Конан отвернулся сбитый с толку и продолжил стрельбу из своего собственного лука. Он быстро понял, что он и его люди оказались в западне. В этот момент он услышал голос Ольгерда Владислава, который поднялся над гулом, словно раскат грома. Запорожец уже знал о смерти Вираты и мгновенно принял командование на себя.
— Они несут лестницы, — сказал Антар.
Конан всмотрелся в темноту. При свете раскачивающихся фонарей он увидел три лестницы, каждую из которых тянули в сторону башни по несколько человек. Он вышел в арсенал и вскоре снова вернулся на балкон с копьем.
Пара человек удерживала основание лестницы у земли, в то время как еще двое поднимали ее, идя по направлению к башне и удерживая стойки лестницы у себя над головой. Конец лестницы уткнулся в балкон.
— Толкай ее! Сбрось ее вниз! — закричали зуагирцы, и один начал тыкать своим мечем через решетку.

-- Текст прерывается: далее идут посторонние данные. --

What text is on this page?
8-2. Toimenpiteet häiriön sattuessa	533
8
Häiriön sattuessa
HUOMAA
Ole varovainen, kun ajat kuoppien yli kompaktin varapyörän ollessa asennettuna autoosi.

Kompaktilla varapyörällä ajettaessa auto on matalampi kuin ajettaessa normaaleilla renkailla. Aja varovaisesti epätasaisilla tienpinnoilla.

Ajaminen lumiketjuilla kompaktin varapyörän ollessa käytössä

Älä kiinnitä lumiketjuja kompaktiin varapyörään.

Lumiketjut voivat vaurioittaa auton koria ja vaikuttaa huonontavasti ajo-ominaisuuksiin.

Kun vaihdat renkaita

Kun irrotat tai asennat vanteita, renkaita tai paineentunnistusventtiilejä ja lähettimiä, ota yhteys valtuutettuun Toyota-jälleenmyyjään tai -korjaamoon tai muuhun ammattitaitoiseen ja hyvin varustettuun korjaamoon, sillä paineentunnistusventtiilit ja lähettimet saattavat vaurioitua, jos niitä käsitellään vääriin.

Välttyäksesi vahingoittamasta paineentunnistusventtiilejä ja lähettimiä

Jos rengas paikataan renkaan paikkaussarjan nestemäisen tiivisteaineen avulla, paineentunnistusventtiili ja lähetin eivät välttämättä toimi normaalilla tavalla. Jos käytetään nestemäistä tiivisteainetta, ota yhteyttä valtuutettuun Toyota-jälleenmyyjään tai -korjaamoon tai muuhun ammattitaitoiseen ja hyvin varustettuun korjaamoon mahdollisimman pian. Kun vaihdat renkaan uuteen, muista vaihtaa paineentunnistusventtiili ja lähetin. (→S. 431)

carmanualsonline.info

— Назад! — зарычал Конан. — Я сам побеспокоюсь об этом.
Он подождал, пока несколько человек начнут карабкаться по лестнице. Самым верхним из них оказался плотный парень с топором. Когда он замахнулся своим топором, чтобы разрубить хрупкую деревянную решетку, Конан просунул свою копье сквозь одну из дыр, размещенных как раз напротив перекладины, и толкнул его. Лестница качнулась назад. Люди на ней закричали и побросали свое оружие, схватившись за перекладины. Лестница и ее груз обрушились на передние ряды осаждавших.
— Сюда! Здесь еще одна! — крикнул зуагирец и Конан поспешил к другой стороне балкона, чтобы столкнуть вторую лестницу. Третью успели поднять только наполовину, когда стрелы уложили двух человек, поднимавших ее, и он упала обратно.
— Продолжайте стрелять, — проревел Конан, положив свое копье и натягивая большой лук.
Непрерывный дождь стрел, на который нельзя было эффективно ответить, остудил боевой пыл толпы внизу. Она распалась и люди разбежались под укрытия, а зуагирцы с ликующими возгласами посылали им вслед длинные залпы стрел.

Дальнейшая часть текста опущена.